Unter der älteren Bevölkerung ist der Einfluß des staatlich gelenkten Fernsehens (mit seinen zum Teil unsäglichen Sendungen) ausgesprochen groß. Hier wird die landesweite Meinung geprägt.


RE: Russland - Quintus Fabius - 25.03.2021

Ich schrieb explizit von Großstädten. Nehmen wir beispielsweise St. Petersburg und zum Vergleich Jekaterinburg, Tscheljabinsk und Omsk. Die drei Städte haben zusammen ungefähr so viel Einwohner wie St. Petersburg. Die politische Lage aber ist eine komplett andere. Je weiter nach Osten (und im Fall von Omsk östlich des Ural), desto mehr sieht man den Westen ™ als Feind Russlands und hegt umso mehr nationalistisches Gedankengut.

Und natürlich: zweifelsohne ist dieser (Ultra) Nationalismus gezielt von den russischen Medien über Jahre hinweg so aufgebaut und geschürt worden, nicht zuletzt auch im Auftrag von Putin. Dessen ungeachtet ist er jetzt vorhanden und er ist echt und er geht nicht weg wenn man die Fernsehmanipulation stoppen würde. Man hat da eine Sozialkultur von oben geschaffen, die sich selbst trägt und von selbst ausblenden würde was sie an Informationen sehen könnte wenn nicht Einfluss genommen würde.

Das ist längst ein Selbstläufer den das System Putin auch nicht mehr im Griff hat. Gerade das ist ja das Problem.


RE: Russland - Ottone - 25.03.2021

Ich habe gerade einmal nachgeschaut, in den 166 Großstädten (Stand 2017) leben 74 Mio Menschen, von insgesamt 144,5 Mio im gesamten Land. Das ist also etwas mehr als die Hälfte. Über ein Ost-West Gefälle der Einstellungen und Meinungen kann ich jetzt nichts sagen.

bpp / Lewada:
Zitat:"Selbstverständlich hat die scharfe, verteidigende konservative Propaganda ihre Wirkung auf die Bevölkerung, aber sie berührt nur die oberen Schichten des Bewusstseins." Kaum gehe die Propaganda wieder zurück, beobachteten die Soziologen des Lewada-Zentrums, wie entsprechende Einstellungen in der Bevölkerung sich ebenfalls verändern und auf ein langjähriges Mittelmaß zurückschwingen. Die Kraft der Propaganda liegt für Gudkow vor allem darin, dass die Menschen zu wiederholen (und oft tatsächlich zu glauben) beginnen, was so massiv aus dem Fernsehen auf sie einprasselt. Das funktioniere aber nur in jenen Bereichen gut, in denen eine eigene Meinung bei den Menschen eher schwach ausgebildet ist. Gudkow zählt dazu sowohl die internationale Politik, die die meisten Menschen in Russland vor allem aus der Perspektive von "Wir–Sie" sehen, als auch Fragen des "liberal-westlichen Diskurses, also Fragen der Toleranz und des Verhältnisses zu Minderheiten. Die Menschen interessiert das alles nicht sonderlich, und deshalb sprechen sie nach, was sie im Fernsehen gehört haben."
[...]
In der Sowjetunion konnte es keine Konservativen geben, denn das Land war ja per definitionem die Vorhut des Fortschritts. Der Streit darüber, was konservativ, was liberal oder was sozialdemokratisch war, konnte so nur in kleinen, klandestinen Zirkeln im Land oder eben im Exil stattfinden.
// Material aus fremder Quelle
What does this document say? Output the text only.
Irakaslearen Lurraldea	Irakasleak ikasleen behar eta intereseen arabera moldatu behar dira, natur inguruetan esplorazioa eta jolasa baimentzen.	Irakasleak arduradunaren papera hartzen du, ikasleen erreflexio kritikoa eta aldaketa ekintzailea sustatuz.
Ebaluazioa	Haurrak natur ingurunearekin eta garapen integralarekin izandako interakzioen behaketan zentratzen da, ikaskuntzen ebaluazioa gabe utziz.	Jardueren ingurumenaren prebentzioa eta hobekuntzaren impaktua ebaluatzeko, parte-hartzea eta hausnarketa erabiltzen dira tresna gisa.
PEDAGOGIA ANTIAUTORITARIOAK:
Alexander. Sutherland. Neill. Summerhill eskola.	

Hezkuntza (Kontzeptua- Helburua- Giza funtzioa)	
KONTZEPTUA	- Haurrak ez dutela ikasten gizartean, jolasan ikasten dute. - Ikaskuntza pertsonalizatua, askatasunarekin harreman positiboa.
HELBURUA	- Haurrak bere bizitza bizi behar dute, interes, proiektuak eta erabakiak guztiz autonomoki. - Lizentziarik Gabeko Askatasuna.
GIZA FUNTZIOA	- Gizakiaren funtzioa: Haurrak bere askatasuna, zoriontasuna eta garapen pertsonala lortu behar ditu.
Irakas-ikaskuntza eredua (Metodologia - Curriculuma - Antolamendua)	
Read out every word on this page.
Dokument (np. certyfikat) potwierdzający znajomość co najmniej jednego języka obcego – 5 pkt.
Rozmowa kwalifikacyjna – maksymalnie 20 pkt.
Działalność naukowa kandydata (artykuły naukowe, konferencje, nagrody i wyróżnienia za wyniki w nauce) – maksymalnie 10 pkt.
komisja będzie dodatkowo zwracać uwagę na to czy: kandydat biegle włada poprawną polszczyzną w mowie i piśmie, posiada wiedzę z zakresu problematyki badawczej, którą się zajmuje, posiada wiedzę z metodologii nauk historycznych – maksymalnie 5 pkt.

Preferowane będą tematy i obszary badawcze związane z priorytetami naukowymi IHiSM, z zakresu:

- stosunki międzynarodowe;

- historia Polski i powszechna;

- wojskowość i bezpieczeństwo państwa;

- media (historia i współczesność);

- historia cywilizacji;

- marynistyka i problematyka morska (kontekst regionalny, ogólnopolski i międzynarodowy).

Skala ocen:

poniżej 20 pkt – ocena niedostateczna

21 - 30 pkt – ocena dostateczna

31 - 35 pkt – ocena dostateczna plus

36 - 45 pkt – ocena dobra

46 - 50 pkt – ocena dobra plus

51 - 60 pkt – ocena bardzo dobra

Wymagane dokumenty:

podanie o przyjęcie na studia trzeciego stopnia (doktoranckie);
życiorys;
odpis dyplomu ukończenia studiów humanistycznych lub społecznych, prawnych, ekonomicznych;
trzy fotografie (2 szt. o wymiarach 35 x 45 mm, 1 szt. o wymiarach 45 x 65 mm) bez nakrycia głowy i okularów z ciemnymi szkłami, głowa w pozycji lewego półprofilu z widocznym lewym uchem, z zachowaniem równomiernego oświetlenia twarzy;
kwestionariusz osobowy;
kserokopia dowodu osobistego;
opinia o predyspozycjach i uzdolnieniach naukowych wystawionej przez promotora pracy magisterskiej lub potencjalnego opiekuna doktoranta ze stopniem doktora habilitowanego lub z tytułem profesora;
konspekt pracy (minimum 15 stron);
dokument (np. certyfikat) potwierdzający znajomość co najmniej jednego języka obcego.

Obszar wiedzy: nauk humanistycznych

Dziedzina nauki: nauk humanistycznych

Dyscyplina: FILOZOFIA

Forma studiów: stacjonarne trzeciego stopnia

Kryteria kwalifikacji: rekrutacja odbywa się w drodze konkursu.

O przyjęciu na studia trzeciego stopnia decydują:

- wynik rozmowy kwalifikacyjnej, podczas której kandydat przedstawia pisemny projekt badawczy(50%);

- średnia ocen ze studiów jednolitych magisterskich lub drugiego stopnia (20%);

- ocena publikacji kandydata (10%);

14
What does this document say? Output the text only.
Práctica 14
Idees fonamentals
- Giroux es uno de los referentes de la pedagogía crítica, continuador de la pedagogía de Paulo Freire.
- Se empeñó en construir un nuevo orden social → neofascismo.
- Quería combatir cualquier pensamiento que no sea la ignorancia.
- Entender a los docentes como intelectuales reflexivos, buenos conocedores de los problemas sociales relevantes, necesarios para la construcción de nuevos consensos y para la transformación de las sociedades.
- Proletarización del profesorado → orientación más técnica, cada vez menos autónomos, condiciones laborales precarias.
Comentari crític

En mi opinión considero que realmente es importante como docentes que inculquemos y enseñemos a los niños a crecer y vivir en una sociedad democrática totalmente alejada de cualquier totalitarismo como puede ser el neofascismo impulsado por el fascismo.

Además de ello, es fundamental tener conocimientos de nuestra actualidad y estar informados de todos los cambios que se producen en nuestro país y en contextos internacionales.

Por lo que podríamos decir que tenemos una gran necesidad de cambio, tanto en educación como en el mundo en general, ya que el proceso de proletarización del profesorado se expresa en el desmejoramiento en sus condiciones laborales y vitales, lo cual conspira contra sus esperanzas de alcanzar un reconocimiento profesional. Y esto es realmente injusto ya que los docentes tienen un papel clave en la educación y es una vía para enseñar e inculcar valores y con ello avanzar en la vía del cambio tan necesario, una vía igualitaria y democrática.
RE: Russland - lime - 26.03.2021

(25.03.2021, 23:56)Ottone schrieb: Ich habe gerade einmal nachgeschaut, in den 166 Großstädten (Stand 2017) leben 74 Mio Menschen, von insgesamt 144,5 Mio im gesamten Land. Das ist also etwas mehr als die Hälfte. Über ein Ost-West Gefälle der Einstellungen und Meinungen kann ich jetzt nichts sagen.

bpp / Lewada:

Unter dem Link finde ich folgendes Zitat: "...Das zeigt sich dann zum Beispiel in einer ultrakonservativen Familiendoktrin (Musterfamilie Vater, Mutter und mindestens drei Kinder)..."

Global betrachtet ist das wohl die Norm in den Augen von 90% der Weltbevölkerung.

Oder dieses Zitat: "Die Kremlpartei "Einiges Russland", die, so wäre angesichts der putinschen Rhetorik anzunehmen, diesen Platz einnehmen könnte (tatsächlich hat sie sich lange bemüht, in die "Europäische Volkspartei", den Zusammenschluss konservativer europäischer Parteien, aufgenommen zu werden, der auch die CDU und die CSU angehören), ist keine konservative, sondern eine auf den Staat orientierte Partei – sie ist, mit nur wenig Übertreibung, eine Staatspartei. Es geht um Machterhalt, nicht um Werte."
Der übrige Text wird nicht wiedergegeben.